I was in Kabul when I first heard about the WikiLeaks revelations, which confirmed much of what I and other reporters suspected, or knew but could not prove, about US activities in Afghanistan and Iraq. The trove was immense: some 251,287 diplomatic cables, more than 400,000 classified army reports from the Iraq War and 90,000 from the war in Afghanistan. Rereading these documents now I’m struck again by the constipated military-bureaucratic prose, with its sinister, dehumanising acronyms. Killing people is referred to as an EOF (‘Escalation of Force’), something that happened frequently at US military checkpoints when nervous US soldiers directed Iraqi drivers to stop or go with complex hand signals that nobody understood. What this could mean for Iraqis is illustrated by brief military reports such as the one headed ‘Escalation of Force by 3/8 NE Fallujah: I CIV KIA, 4 CIV WIA’. Decoded, it describes the moment when a woman in a car was killed and her husband and three daughters wounded at a checkpoint on the outskirts of Fallujah, forty miles west of Baghdad. The US marine on duty opened fire because he was ‘unable to determine the occupants of the vehicle due to the reflection of the sun coming off the windshield’. Another report marks the moment when US soldiers shot dead a man who was ‘creeping up behind their sniper position’, only to learn later that he was their own unit’s interpreter.

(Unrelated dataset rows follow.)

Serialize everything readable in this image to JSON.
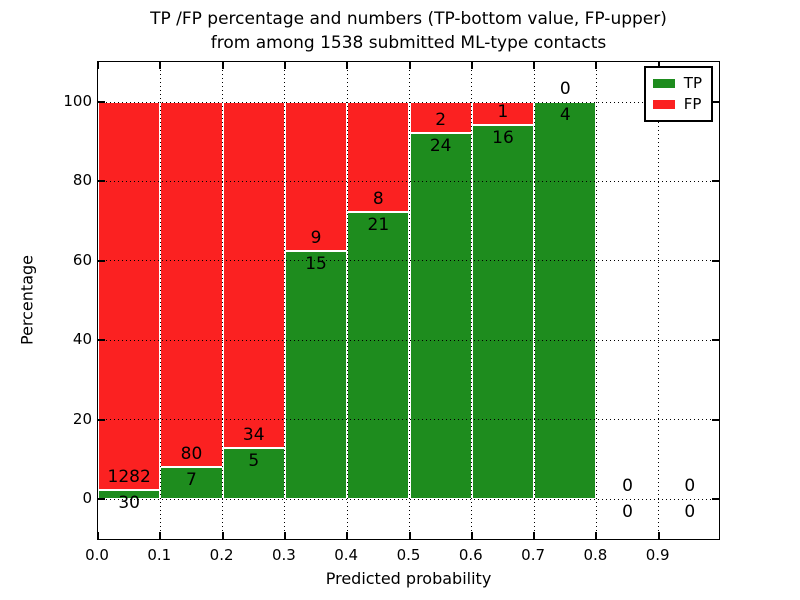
{
  "chart_data": {
    "type": "bar",
    "stacked": true,
    "title_line1": "TP /FP percentage and numbers (TP-bottom value, FP-upper)",
    "title_line2": "from among 1538 submitted ML-type contacts",
    "xlabel": "Predicted probability",
    "ylabel": "Percentage",
    "bin_starts": [
      0.0,
      0.1,
      0.2,
      0.3,
      0.4,
      0.5,
      0.6,
      0.7,
      0.8,
      0.9
    ],
    "bin_width": 0.1,
    "series": [
      {
        "name": "TP",
        "color": "#1e8c1e",
        "counts": [
          30,
          7,
          5,
          15,
          21,
          24,
          16,
          4,
          0,
          0
        ]
      },
      {
        "name": "FP",
        "color": "#fb2121",
        "counts": [
          1282,
          80,
          34,
          9,
          8,
          2,
          1,
          0,
          0,
          0
        ]
      }
    ],
    "bar_edge_color": "#ffffff",
    "xtick_labels": [
      "0.0",
      "0.1",
      "0.2",
      "0.3",
      "0.4",
      "0.5",
      "0.6",
      "0.7",
      "0.8",
      "0.9"
    ],
    "ytick_values": [
      0,
      20,
      40,
      60,
      80,
      100
    ],
    "ytick_labels": [
      "0",
      "20",
      "40",
      "60",
      "80",
      "100"
    ],
    "xlim": [
      0.0,
      1.0
    ],
    "ylim": [
      -10.6,
      109.8
    ],
    "grid": true,
    "grid_style": "dotted",
    "legend_position": "upper right"
  }
}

These reports are the small change of war. But collectively they convey its reality far better than even the most well-informed journalistic accounts. Those two shootings were a thousand times repeated, though the reports were rare in admitting that the victims were civilians. More usually, the dead were automatically identified as ‘terrorists’ caught in the act, regardless of evidence to the contrary. The most famous of the WikiLeaks discoveries concerned an event in Baghdad on 12 July 2007 during which the US military claimed to have killed a dozen terrorists. But the incident had been filmed by the gun camera of the US Apache helicopter that had carried out the shootings, and the people it targeted were all civilians. Much was known about the killings because among the dead were two local journalists working for Reuters. It was known, too, that such a video existed, but the Pentagon refused to release it despite a Freedom of Information Act request. Appalled by what the video revealed about the way the US was conducting its war on terror, and appalled by the contents of the thousands of reports and cables it was stored alongside, a junior US intelligence analyst called Bradley Manning, who later changed her legal gender and became Chelsea Manning, released the entire archive to WikiLeaks.